When a 71-year-old female patient presented with hypopharyngeal strictures and complete esophageal stenosis following chemoradiation therapy for thyroid cancer, experts at NYU Langone’s Voice Center developed a multistep surgical treatment plan that resolved the patient’s troublesome symptoms and restored her swallowing function.
Aggressive Cancer Therapy a Success, with Side Effects
Diagnosed with anaplastic thyroid cancer—an aggressive cancer with a low survival rate—the patient previously had an aggressive surgical thyroidectomy and lymph node dissection with subsequent postoperative chemoradiation, leaving her cancer-free. However, the success of the treatment was marred by untenable side effects—over the following year, she developed progressive dysphagia. Ultimately, she was unable to eat or swallow without aspirating.
“The esophagus is well within the radiation field when you’re treating the thyroid, so as you target cancer’s rapidly dividing cells, you also reach the mucosa of the esophagus,” explains Milan R. Amin, MD, professor in the Department of Otolaryngology—Head and Neck Surgery and director of the Voice Center. “Over time, that raw wound contracts and forms a scar—which becomes a stricture.”
At the time the patient was referred to Dr. Amin, her quality of life was seriously impeded by a complete esophageal stricture, which was confirmed by an X-ray. Her inability to swallow necessitated a gastric feeding tube and caused her to continually bring up saliva tinged with yellow mucus. Though surgical intervention was needed, the typical dilation method to relieve such strictures would carry too much risk in this case.
“We see strictures frequently from radiation to the head and neck, but they’re typically just narrowed, so you can simply go in and dilate them,” Dr. Amin notes. “In the case of this severe stricture, you risk dilating inappropriately, causing a tear and exacerbating the issue.”
Dual Approach to a Safe Dilation
The patient’s surgical plan required a more complex approach, establishing a tract and then dilating the stricture with a combined retrograde and anterograde procedure. To safely dilate in the correct location and minimize the risk of tears, the approach—known as a rendezvous procedure—endoscopically identifies the stricture from above and the esophagus from below. The procedure typically requires several surgeries to gradually create an opening.
“If you overstretch, you create a tear, so you’re not getting to the full caliber of where the esophagus needs to be in one surgery,” Dr. Amin says. “And because of the radiation, as the tissue heals, it wants to contract back—so with these patients we talk about taking three steps forward, two steps back.”
Although safer than an open approach, the nuanced rendezvous approach is not without risks, including tears and mediastinal infection in the delicate post-radiation tissues. “It takes a significant level of expertise to manipulate both scopes simultaneously; most otolaryngologists have never placed a scope in retrograde from the stomach up to the esophagus,” notes Dr. Amin, who has performed several of those procedures in patients with significant strictures.
Series of Surgeries Reduces the Stricture
With the multistep surgical plan created, the first surgery began with a rigid approach to the esophageal inlet, while a flexible esophagoscope was placed through the patient’s gastrostomy site after the tube was removed.

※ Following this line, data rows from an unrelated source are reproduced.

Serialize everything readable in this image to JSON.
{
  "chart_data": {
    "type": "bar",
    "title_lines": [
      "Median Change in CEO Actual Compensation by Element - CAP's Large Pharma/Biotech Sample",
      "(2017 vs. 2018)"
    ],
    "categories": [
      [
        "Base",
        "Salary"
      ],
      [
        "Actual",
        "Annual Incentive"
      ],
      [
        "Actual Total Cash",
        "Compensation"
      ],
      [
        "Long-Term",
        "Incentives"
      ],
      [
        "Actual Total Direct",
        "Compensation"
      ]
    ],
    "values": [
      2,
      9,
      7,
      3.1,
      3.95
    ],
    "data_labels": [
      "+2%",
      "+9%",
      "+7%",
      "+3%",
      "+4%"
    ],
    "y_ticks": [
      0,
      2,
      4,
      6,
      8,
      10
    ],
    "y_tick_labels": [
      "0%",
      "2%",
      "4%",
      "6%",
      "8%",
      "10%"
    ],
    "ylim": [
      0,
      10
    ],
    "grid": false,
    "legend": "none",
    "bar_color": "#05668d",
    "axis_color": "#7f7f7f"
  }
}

“We typically get an esophagram to try and identify how thick the narrowing is, but since barium cannot pass through the stricture in these cases, we discover how long the stenosis is at the time of surgery,” Dr. Amin says.
With the endoscope directed up to the proximal esophagus, the team visualized a complete stricture. A small, partial tract was noted and cannulated with a suction catheter, which could be seen through the retrograde view.
With an initial path created, the catheter was passed into the distal esophagus, and a balloon dilator widened the esophagus. Aided by direct visualization from above and below, doctors passed a nasogastric tube through the opening and into the esophagus and then the stomach, and sutured it to the nasal cavity.
“The body naturally wants to re-create the stricture, so we use the nasogastric tube as a stent for the first few procedures until we are confident the opening won’t reclose,” Dr. Amin notes.
An identical approach was used across 4 repeat balloon dilations over 12 months to achieve a gradual, near-complete opening of the stricture.
A Return to Food
Eight months after surgery, this patient’s life-altering symptoms have subsided significantly, with swallowing and eating functions restored to near-normal levels. A recent esophagram shows a slight recurrence of stricture, which the patient has elected to fine-tune with a final surgery. Additionally, she is now two years post-cancer treatment and continues to have a favorable prognosis.
Dr. Amin and his team are applying for funding to support investigations into chemoradiation’s impact on surrounding tissues of the head and neck, with the ultimate goal to enhance prevention and treatment methods, and maintain patients’ quality of life during and following treatment.
“For this patient, our surgical approach completely restored functions whose absence created a fairly miserable existence,” Dr. Amin says. “She was carrying around tissues, constantly spitting because she couldn’t swallow, and unable to have meals with her family. Now she can enjoy life, and eating, once again.”